Week 6: NLTK I, Getting started with NLTK. Ok. So we're changing gears. We've looked at the networks in Wikipedia. Now we'll put together the tools for working with the text. This first week is going to be a walk in the park (I still feel bad for making you download all those philosopher pagers) - so we'll just be installing the software, reading the book a bit, and solving some exercises. Easy-peasy. (Plus, if you're behind, today's light load makes it a nice day to catch up on everything else). As always, in case the link above doesn't work, you can also see the file here on github.
- Reading: Natural Language Processing with Python, first edition (NLPP1e) Chapter 1, Sections 1.1, 1.2, 1.3. (It's free online) and NLPP1e Chapter 2.1 - 2.4.
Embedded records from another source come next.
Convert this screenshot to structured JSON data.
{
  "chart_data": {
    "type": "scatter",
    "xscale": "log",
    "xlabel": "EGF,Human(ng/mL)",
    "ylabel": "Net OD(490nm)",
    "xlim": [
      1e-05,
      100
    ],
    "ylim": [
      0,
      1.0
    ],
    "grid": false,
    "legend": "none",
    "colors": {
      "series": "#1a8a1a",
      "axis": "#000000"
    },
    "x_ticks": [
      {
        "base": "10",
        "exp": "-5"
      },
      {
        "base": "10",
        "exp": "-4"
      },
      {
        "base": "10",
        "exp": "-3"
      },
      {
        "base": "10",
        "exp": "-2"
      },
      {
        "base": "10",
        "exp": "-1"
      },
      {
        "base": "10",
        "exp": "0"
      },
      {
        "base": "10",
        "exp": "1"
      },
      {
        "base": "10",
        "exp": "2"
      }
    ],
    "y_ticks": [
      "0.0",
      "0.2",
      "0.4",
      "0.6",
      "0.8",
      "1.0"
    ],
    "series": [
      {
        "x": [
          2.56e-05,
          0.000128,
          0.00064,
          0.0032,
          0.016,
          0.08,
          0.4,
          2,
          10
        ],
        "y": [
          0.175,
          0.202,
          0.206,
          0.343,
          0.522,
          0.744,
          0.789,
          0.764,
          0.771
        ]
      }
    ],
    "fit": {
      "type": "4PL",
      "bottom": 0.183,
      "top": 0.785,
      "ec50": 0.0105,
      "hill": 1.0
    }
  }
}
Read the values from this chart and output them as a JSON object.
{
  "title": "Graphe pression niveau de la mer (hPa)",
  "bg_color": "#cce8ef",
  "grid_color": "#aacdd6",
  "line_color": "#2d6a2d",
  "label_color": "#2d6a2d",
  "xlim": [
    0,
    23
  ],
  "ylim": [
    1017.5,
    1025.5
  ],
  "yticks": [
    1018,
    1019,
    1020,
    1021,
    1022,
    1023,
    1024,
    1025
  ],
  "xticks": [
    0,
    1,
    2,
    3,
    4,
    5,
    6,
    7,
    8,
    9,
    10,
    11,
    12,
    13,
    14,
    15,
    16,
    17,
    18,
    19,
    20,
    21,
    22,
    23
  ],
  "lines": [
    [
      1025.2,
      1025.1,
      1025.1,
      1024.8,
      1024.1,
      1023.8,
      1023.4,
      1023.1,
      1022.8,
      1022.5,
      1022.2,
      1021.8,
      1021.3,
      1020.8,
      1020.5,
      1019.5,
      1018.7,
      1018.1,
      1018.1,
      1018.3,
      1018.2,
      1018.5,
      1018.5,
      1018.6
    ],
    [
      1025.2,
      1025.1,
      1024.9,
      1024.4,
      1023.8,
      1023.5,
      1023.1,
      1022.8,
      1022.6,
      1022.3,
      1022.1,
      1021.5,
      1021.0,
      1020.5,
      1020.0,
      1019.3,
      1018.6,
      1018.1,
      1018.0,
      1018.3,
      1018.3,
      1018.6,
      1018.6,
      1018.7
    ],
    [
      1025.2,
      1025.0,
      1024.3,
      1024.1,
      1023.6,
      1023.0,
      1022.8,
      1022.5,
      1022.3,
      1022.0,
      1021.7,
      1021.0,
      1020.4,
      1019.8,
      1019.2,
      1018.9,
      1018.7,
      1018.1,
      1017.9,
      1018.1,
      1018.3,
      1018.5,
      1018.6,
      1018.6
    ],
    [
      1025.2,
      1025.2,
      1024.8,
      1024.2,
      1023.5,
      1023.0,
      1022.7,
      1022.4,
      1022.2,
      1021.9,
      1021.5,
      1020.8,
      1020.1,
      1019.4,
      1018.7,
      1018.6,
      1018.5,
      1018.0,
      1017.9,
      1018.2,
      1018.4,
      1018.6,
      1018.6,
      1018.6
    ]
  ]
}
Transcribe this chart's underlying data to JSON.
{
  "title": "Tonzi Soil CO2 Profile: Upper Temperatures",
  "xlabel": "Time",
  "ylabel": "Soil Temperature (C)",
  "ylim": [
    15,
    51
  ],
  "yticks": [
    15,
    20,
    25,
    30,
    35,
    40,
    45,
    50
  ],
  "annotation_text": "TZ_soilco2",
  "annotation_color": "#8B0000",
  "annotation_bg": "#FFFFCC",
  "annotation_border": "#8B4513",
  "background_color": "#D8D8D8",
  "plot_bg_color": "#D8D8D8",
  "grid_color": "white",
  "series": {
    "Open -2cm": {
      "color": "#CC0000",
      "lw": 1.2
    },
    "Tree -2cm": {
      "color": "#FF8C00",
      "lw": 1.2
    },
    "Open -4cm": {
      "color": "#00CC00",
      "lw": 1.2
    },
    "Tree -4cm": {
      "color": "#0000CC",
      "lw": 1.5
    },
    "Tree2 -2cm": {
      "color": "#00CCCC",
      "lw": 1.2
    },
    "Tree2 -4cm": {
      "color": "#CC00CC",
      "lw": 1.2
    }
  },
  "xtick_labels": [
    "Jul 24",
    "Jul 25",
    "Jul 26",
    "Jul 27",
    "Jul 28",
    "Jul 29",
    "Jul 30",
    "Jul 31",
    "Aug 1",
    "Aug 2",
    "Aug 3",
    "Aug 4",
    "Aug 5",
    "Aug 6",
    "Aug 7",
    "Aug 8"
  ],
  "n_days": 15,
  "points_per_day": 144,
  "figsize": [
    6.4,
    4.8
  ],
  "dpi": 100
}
Week 7: NLTK II, A mixed bag of useful tricks. Now, let's get real and work with some language/text. I'm taking you through the dreaded chapter 3 of NLPP1e, talking about TF-IDF as a way to summarize what is important about a document, and we'll be getting into sentiment.
- Reading I: NLPP Chapter 3.1, 3.2, 3.3, 3.4, 3.5, 3.6, 3.7, 3.9, and 3.10. It's not important that you go in depth with everything here - the key think is that you know that Chapter 3 of this book exists, and that it's a great place to return to if you're ever in need of an explanation of regular expressions, unicode, etc.
- Reading II: Check out the wikipedia page for TF-IDF.
- Reading III: Temporal Patterns of Happiness and Information in a Global Social Network: Hedonometrics and Twitter
Week 8: NLTK III, Networks and text, all together. This week is about putting network science and text analysis together to understand how humans navigate Wikipedia to find information. There is no reading, just data analysis!